Ketiga, Formapp mengutuk keras setiap usaha untuk mengalihfungsikan dan memprivatisasi kawasan Taman Nasional Komodo menjadi kawasan investasi. “Karena itu, kami mendesak pemerintah untuk mencabut izin perusahaan yang hendak berinvestasi dalam kawasan Taman Nasional Komodo,” kata Venan.
Keempat, mendorong pemerintah untuk meningkatkan upaya-upaya konservasi di dalam kawasan Taman Nasional Komodo dan di Flores pada umumnya sebagai bentuk investasi jangka panjang merawat alam yang menjadi magnet pariwisata Flores.
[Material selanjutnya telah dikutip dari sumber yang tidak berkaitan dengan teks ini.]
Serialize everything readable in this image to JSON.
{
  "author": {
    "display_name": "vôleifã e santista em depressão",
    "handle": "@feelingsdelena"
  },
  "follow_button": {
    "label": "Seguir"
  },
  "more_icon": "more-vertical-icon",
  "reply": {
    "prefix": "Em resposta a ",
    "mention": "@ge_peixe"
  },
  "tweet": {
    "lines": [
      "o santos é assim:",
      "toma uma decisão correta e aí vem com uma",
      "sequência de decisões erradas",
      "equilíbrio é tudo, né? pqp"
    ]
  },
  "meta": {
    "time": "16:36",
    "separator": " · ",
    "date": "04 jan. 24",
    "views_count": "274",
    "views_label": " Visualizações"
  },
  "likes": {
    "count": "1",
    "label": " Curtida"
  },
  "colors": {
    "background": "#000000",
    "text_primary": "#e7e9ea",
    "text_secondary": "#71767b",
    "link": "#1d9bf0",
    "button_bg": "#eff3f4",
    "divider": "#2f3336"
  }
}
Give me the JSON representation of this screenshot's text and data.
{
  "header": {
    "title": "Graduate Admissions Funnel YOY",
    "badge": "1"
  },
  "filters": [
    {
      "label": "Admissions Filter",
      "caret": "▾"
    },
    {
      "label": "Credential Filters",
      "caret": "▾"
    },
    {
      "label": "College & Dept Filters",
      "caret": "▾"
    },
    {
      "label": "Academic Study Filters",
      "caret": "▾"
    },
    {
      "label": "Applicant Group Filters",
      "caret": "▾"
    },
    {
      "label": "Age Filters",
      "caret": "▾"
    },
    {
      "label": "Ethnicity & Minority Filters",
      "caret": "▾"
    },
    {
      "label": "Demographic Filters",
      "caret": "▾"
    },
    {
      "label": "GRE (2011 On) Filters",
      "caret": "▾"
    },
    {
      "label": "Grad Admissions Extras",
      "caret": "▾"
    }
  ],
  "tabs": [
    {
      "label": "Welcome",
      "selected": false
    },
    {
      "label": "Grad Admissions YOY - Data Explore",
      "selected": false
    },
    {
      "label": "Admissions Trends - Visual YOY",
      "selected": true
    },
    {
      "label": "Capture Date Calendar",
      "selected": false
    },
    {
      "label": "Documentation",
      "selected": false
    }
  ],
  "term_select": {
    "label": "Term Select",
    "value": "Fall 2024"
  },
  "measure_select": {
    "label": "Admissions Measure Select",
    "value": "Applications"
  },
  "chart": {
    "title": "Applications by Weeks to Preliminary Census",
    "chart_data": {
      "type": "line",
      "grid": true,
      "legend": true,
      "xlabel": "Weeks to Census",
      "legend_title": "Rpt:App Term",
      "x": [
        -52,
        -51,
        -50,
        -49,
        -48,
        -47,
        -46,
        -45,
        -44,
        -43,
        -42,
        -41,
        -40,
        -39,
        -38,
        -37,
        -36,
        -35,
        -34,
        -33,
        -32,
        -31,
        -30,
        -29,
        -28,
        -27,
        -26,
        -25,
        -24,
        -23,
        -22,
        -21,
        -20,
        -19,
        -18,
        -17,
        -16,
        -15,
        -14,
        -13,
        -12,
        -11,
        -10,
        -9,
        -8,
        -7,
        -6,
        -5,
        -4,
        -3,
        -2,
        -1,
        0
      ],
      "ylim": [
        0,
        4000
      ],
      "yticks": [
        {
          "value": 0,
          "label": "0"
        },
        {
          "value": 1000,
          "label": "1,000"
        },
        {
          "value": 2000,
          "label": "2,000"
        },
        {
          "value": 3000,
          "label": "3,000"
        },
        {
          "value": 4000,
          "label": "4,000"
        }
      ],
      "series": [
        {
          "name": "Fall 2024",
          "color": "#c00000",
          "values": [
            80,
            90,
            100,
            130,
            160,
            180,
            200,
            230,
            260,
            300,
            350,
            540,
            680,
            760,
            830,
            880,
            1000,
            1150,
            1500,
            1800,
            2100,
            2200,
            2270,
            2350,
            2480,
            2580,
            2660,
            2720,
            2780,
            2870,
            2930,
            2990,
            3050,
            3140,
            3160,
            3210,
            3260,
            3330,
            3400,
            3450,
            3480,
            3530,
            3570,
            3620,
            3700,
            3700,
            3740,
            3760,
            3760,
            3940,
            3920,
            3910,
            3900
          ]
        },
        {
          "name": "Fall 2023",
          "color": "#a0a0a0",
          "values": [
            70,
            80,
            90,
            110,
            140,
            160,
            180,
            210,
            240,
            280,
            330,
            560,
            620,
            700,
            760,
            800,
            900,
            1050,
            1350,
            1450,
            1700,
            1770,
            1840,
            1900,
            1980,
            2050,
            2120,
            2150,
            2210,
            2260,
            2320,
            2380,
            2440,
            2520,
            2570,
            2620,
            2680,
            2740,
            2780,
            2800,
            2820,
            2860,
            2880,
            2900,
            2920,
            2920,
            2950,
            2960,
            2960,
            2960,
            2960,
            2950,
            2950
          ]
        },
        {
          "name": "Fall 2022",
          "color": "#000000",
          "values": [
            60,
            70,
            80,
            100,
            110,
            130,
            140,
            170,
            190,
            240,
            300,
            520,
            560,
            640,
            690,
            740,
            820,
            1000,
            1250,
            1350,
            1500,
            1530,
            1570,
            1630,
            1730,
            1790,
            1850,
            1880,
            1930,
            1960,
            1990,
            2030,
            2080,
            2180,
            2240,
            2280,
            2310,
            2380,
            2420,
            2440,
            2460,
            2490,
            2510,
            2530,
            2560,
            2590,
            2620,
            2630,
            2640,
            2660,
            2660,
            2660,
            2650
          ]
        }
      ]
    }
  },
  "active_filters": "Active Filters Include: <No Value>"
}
Terakhir, mendesak pemerintah untuk mengedepankan partisipasi masyarakat dalam perencanaan pembangunan konservasi dan pariwisata di NTT. Namun, hingga saat ini, upaya penolakan dan sejumlah tuntutan belum mendapat tanggapan dari pemerintah, terutama Kementerian PUPR yang masih terus melanjutkan pembangunan fisik. “Sejauh ini belum ada respons dari Kementerian PUPR,” tuntas Venan.